Go ahead and buy vanilla extract, though. When stored in a cool, dark cupboard, pure vanilla extract should keep its potency for years.

Q: How do you deal with storing those huge bulk packages?

Baking Nana repacks and freezes fresh meats, bread, and buns; and the daily gourmet shreds and freezes blocks of cheese.

As for those famous rotisserie chickens? Kim's Cooking Now! buys a 2-pack, which her husband breaks down into parts. They make stock out of the carcass and get several meals out of two chickens.

LazyFoodieGirl gives this money-saving method a big thumbs up, saying there's nothing like a rotisserie chicken to help stretch the budget.

Q: What other storage solutions work for you?

Yoly: "I store all my extra dry goods, soap, detergent, paper towels, toilet paper, Kleenex, etc on shelves in my garage alongside my Harley."

Baking Nana: "The mega pack of TP is stored in our closet and distributed throughout the house. Paper towels go in a laundry room cabinet plus one in the kitchen and each bathroom. Extra laundry stuff bleach, vinegar, etc. go in the garage near the laundry room."

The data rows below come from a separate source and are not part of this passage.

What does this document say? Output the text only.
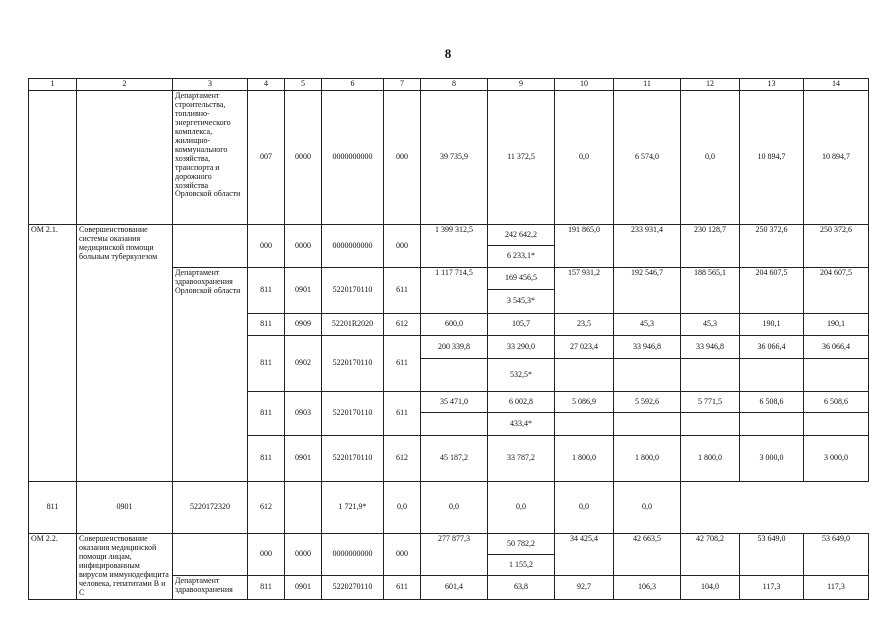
8
1	2	3	4	5	6	7	8	9	10	11	12	13	14
		Департамент строительства, топливно-энергетического комплекса, жилищно-коммунального хозяйства, транспорта и дорожного хозяйства Орловской области	007	0000	0000000000	000	39 735,9	11 372,5	0,0	6 574,0	0,0	10 894,7	10 894,7
ОМ 2.1.	Совершенствование системы оказания медицинской помощи больным туберкулезом		000	0000	0000000000	000	1 399 312,5	242 642,2	191 865,0	233 931,4	230 128,7	250 372,6	250 372,6
								6 233,1*					
		Департамент здравоохранения Орловской области	811	0901	5220170110	611	1 117 714,5	169 456,5	157 931,2	192 546,7	188 565,1	204 607,5	204 607,5
								3 545,3*					
			811	0909	52201R2020	612	600,0	105,7	23,5	45,3	45,3	190,1	190,1
			811	0902	5220170110	611	200 339,8	33 290,0	27 023,4	33 946,8	33 946,8	36 066,4	36 066,4
								532,5*					
			811	0903	5220170110	611	35 471,0	6 002,8	5 086,9	5 592,6	5 771,5	6 508,6	6 508,6
								433,4*					
			811	0901	5220170110	612	45 187,2	33 787,2	1 800,0	1 800,0	1 800,0	3 000,0	3 000,0
811	0901	5220172320	612		1 721,9*	0,0	0,0	0,0	0,0	0,0			
ОМ 2.2.	Совершенствование оказания медицинской помощи лицам, инфицированным вирусом иммунодефицита человека, гепатитами В и С		000	0000	0000000000	000	277 877,3	50 782,2	34 425,4	42 663,5	42 708,2	53 649,0	53 649,0
								1 155,2					
		Департамент здравоохранения	811	0901	5220270110	611	601,4	63,8	92,7	106,3	104,0	117,3	117,3
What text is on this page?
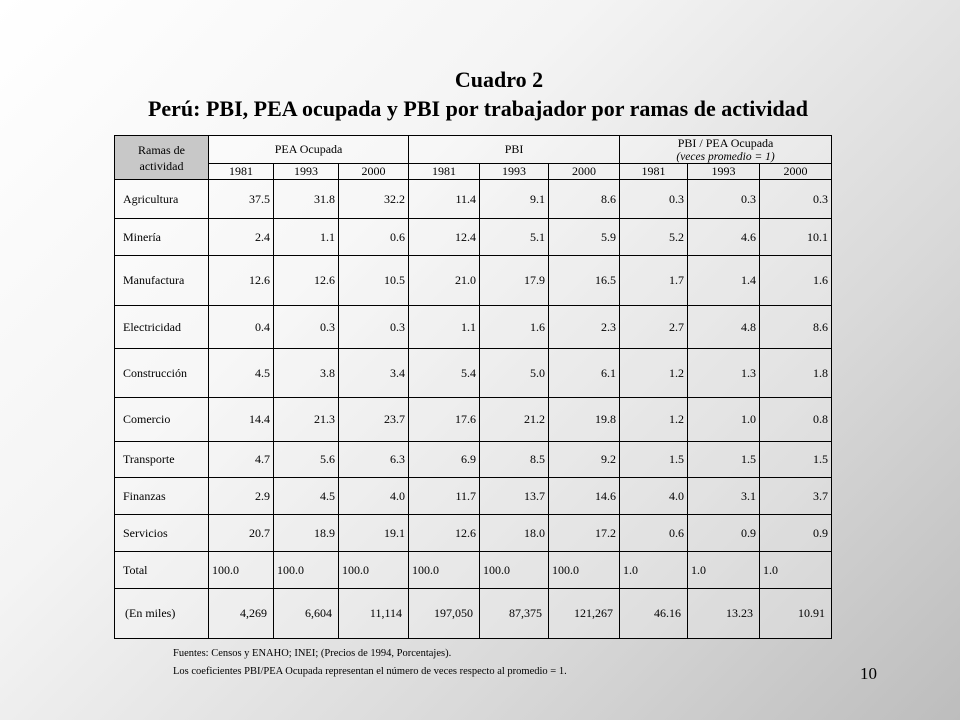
Cuadro 2
Perú: PBI, PEA ocupada y PBI por trabajador por ramas de actividad
Ramas de actividad	PEA Ocupada			PBI			PBI / PEA Ocupada
(veces promedio = 1)		

	1981	1993	2000	1981	1993	2000	1981	1993	2000
Agricultura	37.5	31.8	32.2	11.4	9.1	8.6	0.3	0.3	0.3
Minería	2.4	1.1	0.6	12.4	5.1	5.9	5.2	4.6	10.1
Manufactura	12.6	12.6	10.5	21.0	17.9	16.5	1.7	1.4	1.6
Electricidad	0.4	0.3	0.3	1.1	1.6	2.3	2.7	4.8	8.6
Construcción	4.5	3.8	3.4	5.4	5.0	6.1	1.2	1.3	1.8
Comercio	14.4	21.3	23.7	17.6	21.2	19.8	1.2	1.0	0.8
Transporte	4.7	5.6	6.3	6.9	8.5	9.2	1.5	1.5	1.5
Finanzas	2.9	4.5	4.0	11.7	13.7	14.6	4.0	3.1	3.7
Servicios	20.7	18.9	19.1	12.6	18.0	17.2	0.6	0.9	0.9
Total	100.0	100.0	100.0	100.0	100.0	100.0	1.0	1.0	1.0
(En miles)	4,269	6,604	11,114	197,050	87,375	121,267	46.16	13.23	10.91
Fuentes: Censos y ENAHO; INEI; (Precios de 1994, Porcentajes).
Los coeficientes PBI/PEA Ocupada representan el número de veces respecto al promedio = 1.	10
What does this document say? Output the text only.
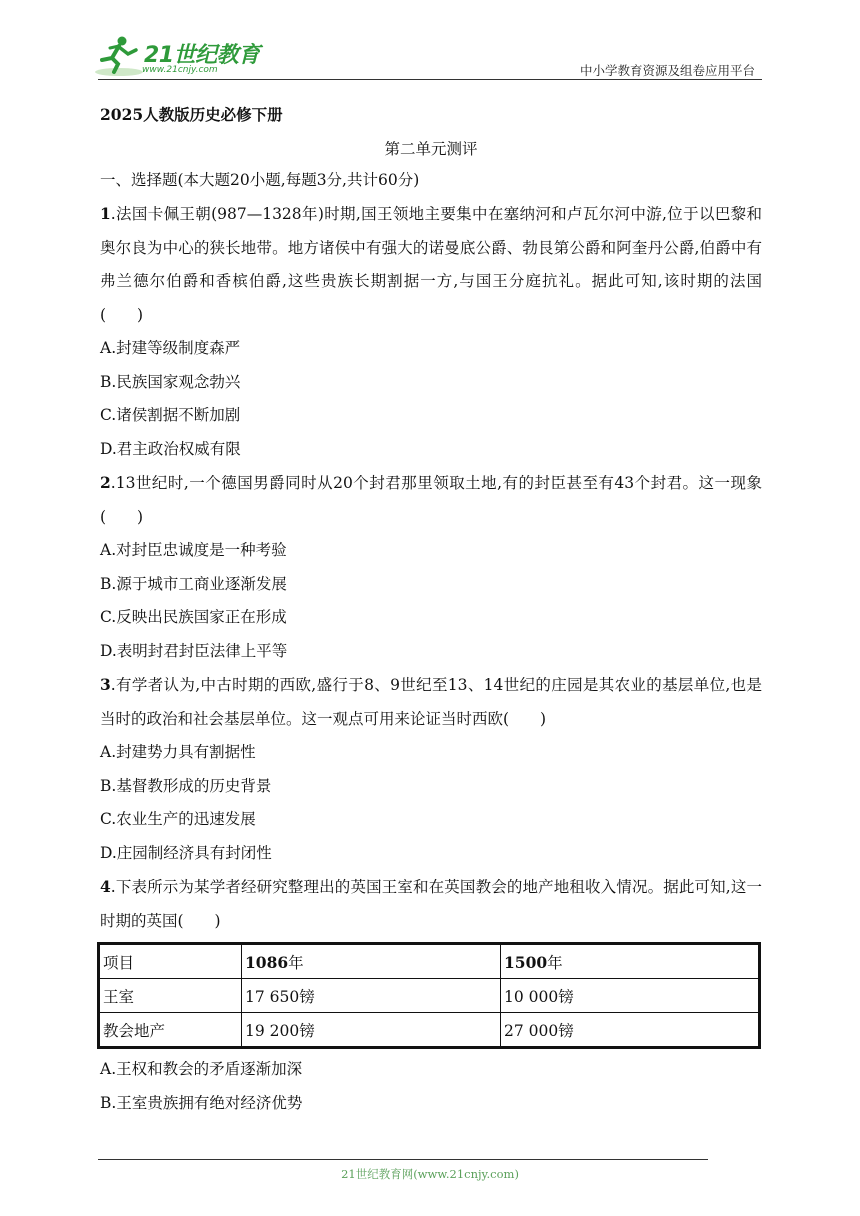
21世纪教育
www.21cnjy.com	中小学教育资源及组卷应用平台
2025人教版历史必修下册
第二单元测评
一、选择题(本大题20小题,每题3分,共计60分)
1.法国卡佩王朝(987—1328年)时期,国王领地主要集中在塞纳河和卢瓦尔河中游,位于以巴黎和奥尔良为中心的狭长地带。地方诸侯中有强大的诺曼底公爵、勃艮第公爵和阿奎丹公爵,伯爵中有弗兰德尔伯爵和香槟伯爵,这些贵族长期割据一方,与国王分庭抗礼。据此可知,该时期的法国(　　)
A.封建等级制度森严
B.民族国家观念勃兴
C.诸侯割据不断加剧
D.君主政治权威有限
2.13世纪时,一个德国男爵同时从20个封君那里领取土地,有的封臣甚至有43个封君。这一现象(　　)
A.对封臣忠诚度是一种考验
B.源于城市工商业逐渐发展
C.反映出民族国家正在形成
D.表明封君封臣法律上平等
3.有学者认为,中古时期的西欧,盛行于8、9世纪至13、14世纪的庄园是其农业的基层单位,也是当时的政治和社会基层单位。这一观点可用来论证当时西欧(　　)
A.封建势力具有割据性
B.基督教形成的历史背景
C.农业生产的迅速发展
D.庄园制经济具有封闭性
4.下表所示为某学者经研究整理出的英国王室和在英国教会的地产地租收入情况。据此可知,这一时期的英国(　　)
项目	1086年	1500年
王室	17 650镑	10 000镑
教会地产	19 200镑	27 000镑
A.王权和教会的矛盾逐渐加深
B.王室贵族拥有绝对经济优势
21世纪教育网(www.21cnjy.com)
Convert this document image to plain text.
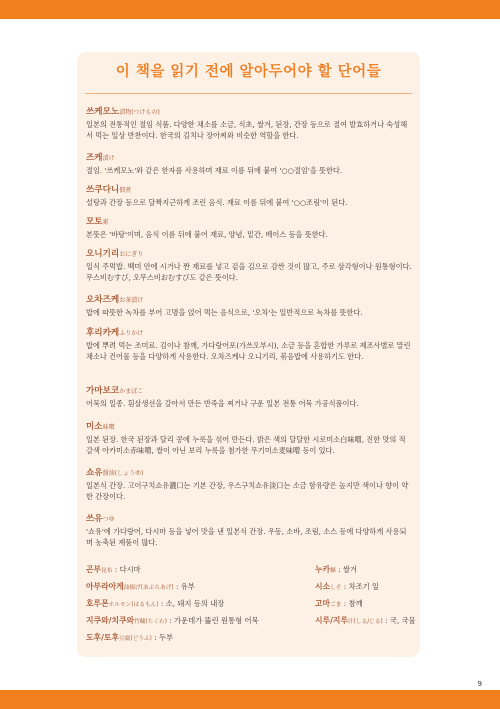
이 책을 읽기 전에 알아두어야 할 단어들
쓰케모노漬物(つけもの)
일본의 전통적인 절임 식품. 다양한 채소를 소금, 식초, 쌀겨, 된장, 간장 등으로 절여 발효하거나 숙성해서 먹는 일상 반찬이다. 한국의 김치나 장아찌와 비슷한 역할을 한다.
즈케漬け
절임. '쓰케모노'와 같은 한자를 사용하며 재료 이름 뒤에 붙여 '○○절임'을 뜻한다.
쓰쿠다니佃煮
설탕과 간장 등으로 달짝지근하게 조린 음식. 재료 이름 뒤에 붙여 '○○조림'이 된다.
모토素
본뜻은 '바탕'이며, 음식 이름 뒤에 붙어 재료, 양념, 밑간, 베이스 등을 뜻한다.
오니기리おにぎり
일식 주먹밥. 백미 안에 시거나 짠 재료를 넣고 겉을 김으로 감싼 것이 많고, 주로 삼각형이나 원통형이다. 무스비むすび, 오무스비おむすび도 같은 뜻이다.
오차즈케お茶漬け
밥에 따뜻한 녹차를 부어 고명을 얹어 먹는 음식으로, '오차'는 일반적으로 녹차를 뜻한다.
후리카케ふりかけ
밥에 뿌려 먹는 조미료. 김이나 참깨, 가다랑어포(가쓰오부시), 소금 등을 혼합한 가루로 제조사별로 말린 채소나 건어물 등을 다양하게 사용한다. 오차즈케나 오니기리, 볶음밥에 사용하기도 한다.
가마보코かまぼこ
어묵의 일종. 흰살생선을 갈아서 만든 반죽을 찌거나 구운 일본 전통 어묵 가공식품이다.
미소味噌
일본 된장. 한국 된장과 달리 콩에 누룩을 섞어 만든다. 밝은 색의 달달한 시로미소白味噌, 진한 맛의 적갈색 아카미소赤味噌, 쌀이 아닌 보리 누룩을 첨가한 무기미소麦味噌 등이 있다.
쇼유醤油(しょうゆ)
일본식 간장. 고이구치쇼유濃口는 기본 간장, 우스구치쇼유淡口는 소금 함유량은 높지만 색이나 향이 약한 간장이다.
쓰유つゆ
'쇼유'에 가다랑어, 다시마 등을 넣어 맛을 낸 일본식 간장. 우동, 소바, 조림, 소스 등에 다양하게 사용되며 농축된 제품이 많다.
곤부昆布 : 다시마
아부라아게油揚げ(あぶらあげ) : 유부
호루몬ホルモン(はるもん) : 소, 돼지 등의 내장
지쿠와/치쿠와竹輪(ちくわ) : 가운데가 뚫린 원통형 어묵
도후/토후豆腐(どうふ) : 두부
누카糠 : 쌀겨
시소しそ : 차조기 잎
고마ごま : 참깨
시루/지루汁(しる/じる) : 국, 국물
9
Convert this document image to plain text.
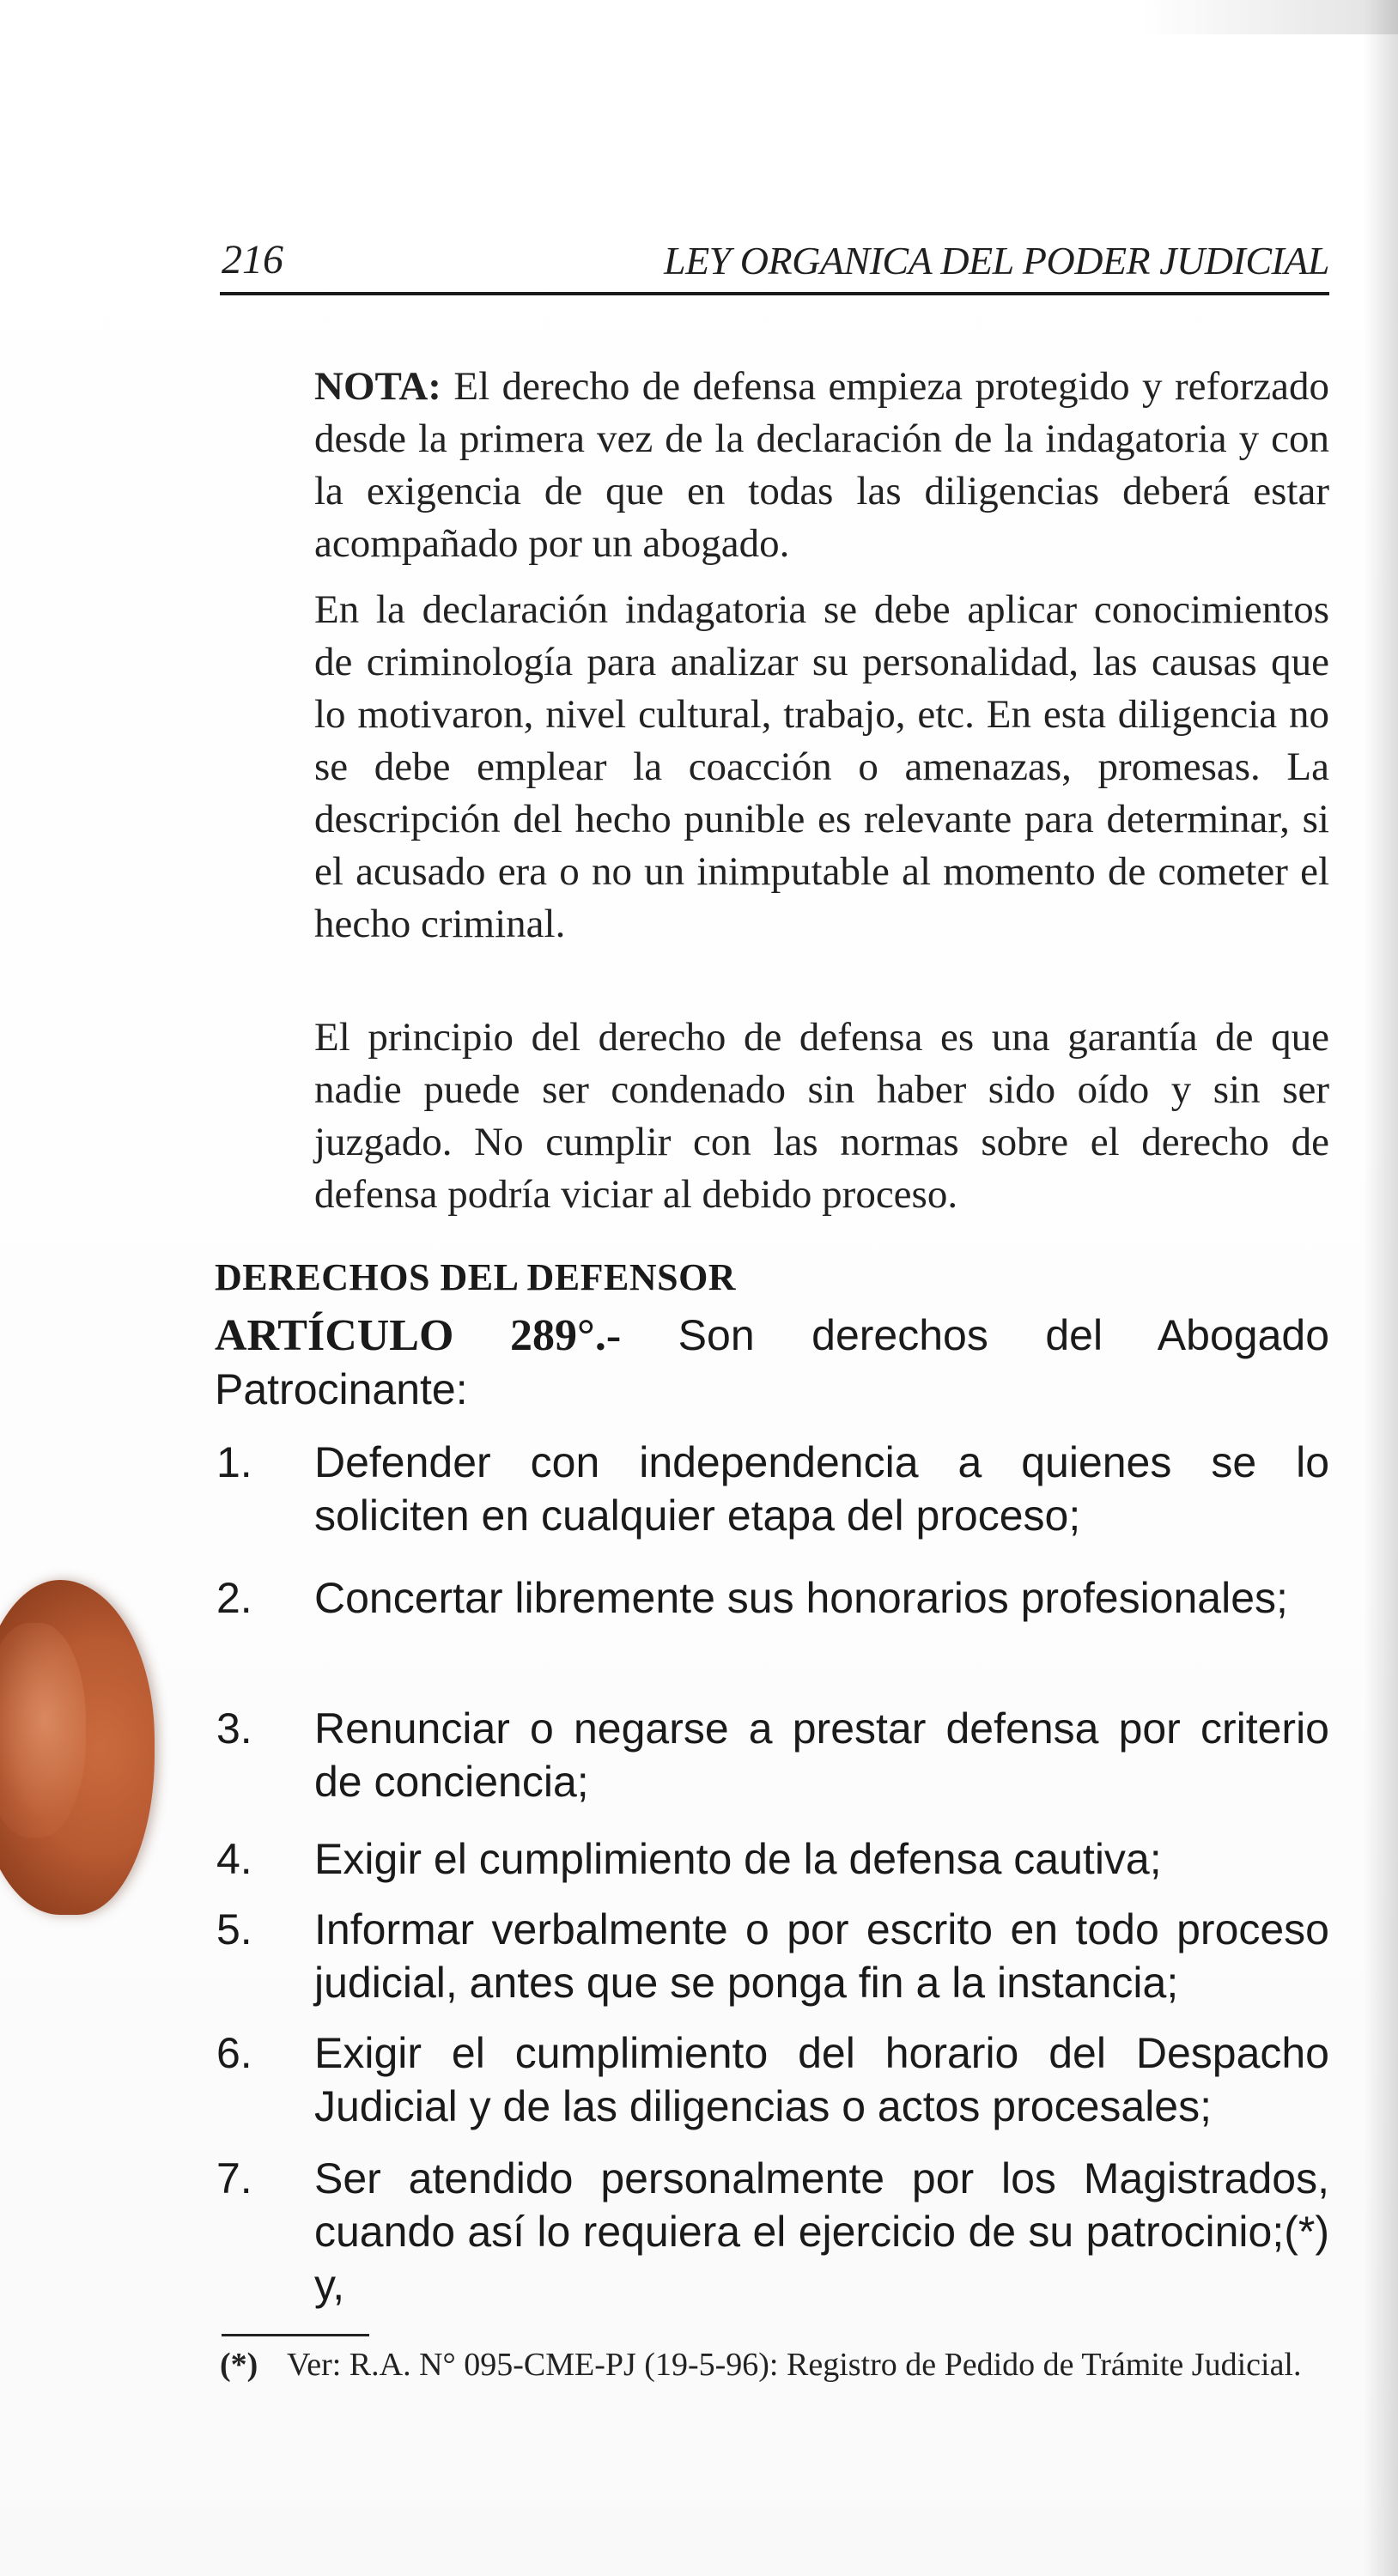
216	LEY ORGANICA DEL PODER JUDICIAL

NOTA: El derecho de defensa empieza protegido y reforzado desde la primera vez de la declaración de la indagatoria y con la exigencia de que en todas las diligencias deberá estar acompañado por un abogado.

En la declaración indagatoria se debe aplicar conocimientos de criminología para analizar su personalidad, las causas que lo motivaron, nivel cultural, trabajo, etc. En esta diligencia no se debe emplear la coacción o amenazas, promesas. La descripción del hecho punible es relevante para determinar, si el acusado era o no un inimputable al momento de cometer el hecho criminal.

El principio del derecho de defensa es una garantía de que nadie puede ser condenado sin haber sido oído y sin ser juzgado. No cumplir con las normas sobre el derecho de defensa podría viciar al debido proceso.

DERECHOS DEL DEFENSOR
ARTÍCULO 289°.- Son derechos del Abogado Patrocinante:
1.	Defender con independencia a quienes se lo soliciten en cualquier etapa del proceso;
2.	Concertar libremente sus honorarios profesionales;
3.	Renunciar o negarse a prestar defensa por criterio de conciencia;
4.	Exigir el cumplimiento de la defensa cautiva;
5.	Informar verbalmente o por escrito en todo proceso judicial, antes que se ponga fin a la instancia;
6.	Exigir el cumplimiento del horario del Despacho Judicial y de las diligencias o actos procesales;
7.	Ser atendido personalmente por los Magistrados, cuando así lo requiera el ejercicio de su patrocinio;(*) y,
(*) Ver: R.A. N° 095-CME-PJ (19-5-96): Registro de Pedido de Trámite Judicial.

Sunny: "January is a good time to stock up on storage containers. We use our cereal storage containers for cereal but also a lot of bulk items like couscous, dried beans, etc. Every time I go on an organizing binge I always see what storage containers we already own and figure out how I can make them work for my needs. Organizing is about being creative and making the space and what you already own work for you. My storage containers in my pantry don't clash but aren't matching either. But my pantry is organized and I can find what I need. I organize my pantry by smaller baking items like vanilla etc., bulk baking items like flour etc., dried beans and similar items, canned foods and condiments and etc."

the daily gourmet: "I live in an apartment so I got creative and put a 6-foot-tall storage shelf in my walk-in closet to store non-perishables."